ZVO und CETS im Austausch mit ECHA

Der ZVO hat gemeinsam mit dem europäischen Dachverband CETS den direkten Dialog mit der Europäischen Chemikalienagentur (ECHA) in Helsinki gesucht. Vor Ort vertraten Lukas Hanstein, ZVO-Leiter Politik, sowie Dr. Malte-Matthias Zimmer, Präsident CETS und ZVO-Ressortleiter Umwelt- und Chemikalienpolitik, die Interessen der Oberflächentechnik. Ergänzt wurde die Delegation durch die Unternehmerin Sari Virta, Geschäftsführerin des finnischen Galvanikunternehmens EFORIT.

Im Mittelpunkt des Austauschs stand die neu eingerichtete SME-Focus Group der ECHA – ein wichtiges Instrument, um die Perspektive kleiner und mittlerer Unternehmen (KMU) stärker in die europäische Chemikalienregulierung einzubringen. Aus Sicht des ZVO ist entscheidend, dass dieses Format nicht nur formal besteht, sondern in der Praxis zu spürbaren Verbesserungen für die betroffenen Unternehmen führt.

Die Gespräche machten deutlich: Gerade im Rahmen von REACH stehen viele KMU weiterhin vor erheblichen Herausforderungen. Komplexe Verfahren, hohe bürokratische Anforderungen und unzureichender Zugang zu verständlich aufbereiteten Informationen erschweren eine effiziente Umsetzung der regulatorischen Vorgaben.

ZVO und CETS haben daher gemeinsam mit der ECHA konkrete Ansatzpunkte diskutiert, um die Zusammenarbeit mit KMU deutlich zu verbessern und regulatorische Prozesse praxisnäher zu gestalten. Im Zentrum standen vier gezielte Maßnahmen:

  • Bessere Zugänglichkeit von Informationen: Zentrale Dokumente und Inhalte der ECHA sollten konsequent in allen Amtssprachen der EU verfügbar sein, um Sprachbarrieren abzubauen und eine breite Verständlichkeit sicherzustellen. Außerdem wurde der überbordende Umfang der Dokumente zusammen mit zahlreichen Querverweisen – die als Weblinks oft veraltet sind – kritisiert. Für KMU sind tausende von Seiten nicht erfassbar und schon gar nicht umsetzbar: O-Ton CETS: „Wenn man zum Verstehen einen Consultant braucht, sollte die Regularie überdacht werden.“
  • Frühzeitige, verlässliche Information: Unternehmen müssen regulatorische Entwicklungen so früh wie möglich erreichen, um ausreichend Zeit für Anpassungen und Rückmeldungen zu haben. 
  • Frühzeitige Einbindung der Praxis: Konsultationen sollten bereits vor der formalen Veröffentlichung enger mit KMU abgestimmt werden, um frühzeitig praxistaugliche Lösungen zu entwickeln. CETS und ZVO brachten Praxischecks ins Spiel. Regularien müssen nicht nur verständlich sein, sondern auch vollzogen werden können.

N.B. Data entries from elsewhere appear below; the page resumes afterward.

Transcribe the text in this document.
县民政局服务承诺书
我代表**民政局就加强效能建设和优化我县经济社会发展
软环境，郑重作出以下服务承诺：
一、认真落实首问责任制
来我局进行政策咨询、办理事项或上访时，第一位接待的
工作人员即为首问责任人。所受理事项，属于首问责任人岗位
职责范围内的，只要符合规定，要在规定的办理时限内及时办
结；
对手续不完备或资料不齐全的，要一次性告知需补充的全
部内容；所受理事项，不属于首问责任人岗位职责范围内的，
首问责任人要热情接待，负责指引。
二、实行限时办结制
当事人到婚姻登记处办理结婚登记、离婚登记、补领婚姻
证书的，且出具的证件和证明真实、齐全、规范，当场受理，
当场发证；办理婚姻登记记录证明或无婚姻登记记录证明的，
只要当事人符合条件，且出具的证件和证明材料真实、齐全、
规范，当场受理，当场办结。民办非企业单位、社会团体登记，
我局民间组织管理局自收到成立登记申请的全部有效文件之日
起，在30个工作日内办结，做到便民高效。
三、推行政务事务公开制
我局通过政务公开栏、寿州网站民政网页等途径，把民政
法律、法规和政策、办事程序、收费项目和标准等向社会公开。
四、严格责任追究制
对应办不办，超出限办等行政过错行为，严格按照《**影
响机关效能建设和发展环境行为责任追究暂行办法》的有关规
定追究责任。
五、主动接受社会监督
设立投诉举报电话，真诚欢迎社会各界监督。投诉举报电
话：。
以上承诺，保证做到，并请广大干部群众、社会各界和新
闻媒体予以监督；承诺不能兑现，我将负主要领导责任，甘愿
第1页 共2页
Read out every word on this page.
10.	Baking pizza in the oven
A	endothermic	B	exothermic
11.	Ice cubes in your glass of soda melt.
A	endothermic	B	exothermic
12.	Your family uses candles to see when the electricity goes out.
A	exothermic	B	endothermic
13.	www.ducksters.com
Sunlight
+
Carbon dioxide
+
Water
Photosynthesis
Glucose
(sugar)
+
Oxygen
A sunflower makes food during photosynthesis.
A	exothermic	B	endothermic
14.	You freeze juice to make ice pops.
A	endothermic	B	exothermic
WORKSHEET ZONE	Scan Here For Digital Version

Dies sollte im Kleinen insbesondere bei KMU getestet werden, bevor sie breit ausgerollt werden. ECHA wurde dazu explizit eingeladen.
  • Konsequenter Bürokratieabbau: Die Reduktion administrativer Lasten bleibt eine zentrale Voraussetzung, um die Wettbewerbsfähigkeit der mittelständisch geprägten Oberflächentechnik in Europa zu sichern. Es wurde eine strikte Ergebnisorientierung angemahnt: Vor konkreten Maßnahmen Definition messbarer Ergebnisse, nach Einführung Überprüfung, ob die Ziele realisiert wurden. Wenn nicht, sollte die Regularie entfallen. Hier wären Praxischecks besonders nützlich.
  • Regularien müssen Bestand haben: Permanente Änderungen, Überarbeitungen, Reviews etc. nehmen die Zeit für die Umsetzung.

Der ZVO begrüßt ausdrücklich die Einrichtung der SME-Focus Group und wird sich weiterhin aktiv in deren Ausgestaltung einbringen. Ziel ist es, die Stimme der mittelständischen Industrie in Europa zu stärken und sicherzustellen, dass Regulierung nicht an der betrieblichen Realität vorbeigeht.

Der direkte Austausch mit der ECHA hat einmal mehr gezeigt: Nur im konstruktiven Dialog zwischen Behörden, Verbänden und Unternehmen können gegenseitiges Verständnis und tragfähige Lösungen entstehen, die sowohl den Schutz von Mensch und Umwelt als auch die industrielle Wettbewerbsfähigkeit in Europa gewährleisten.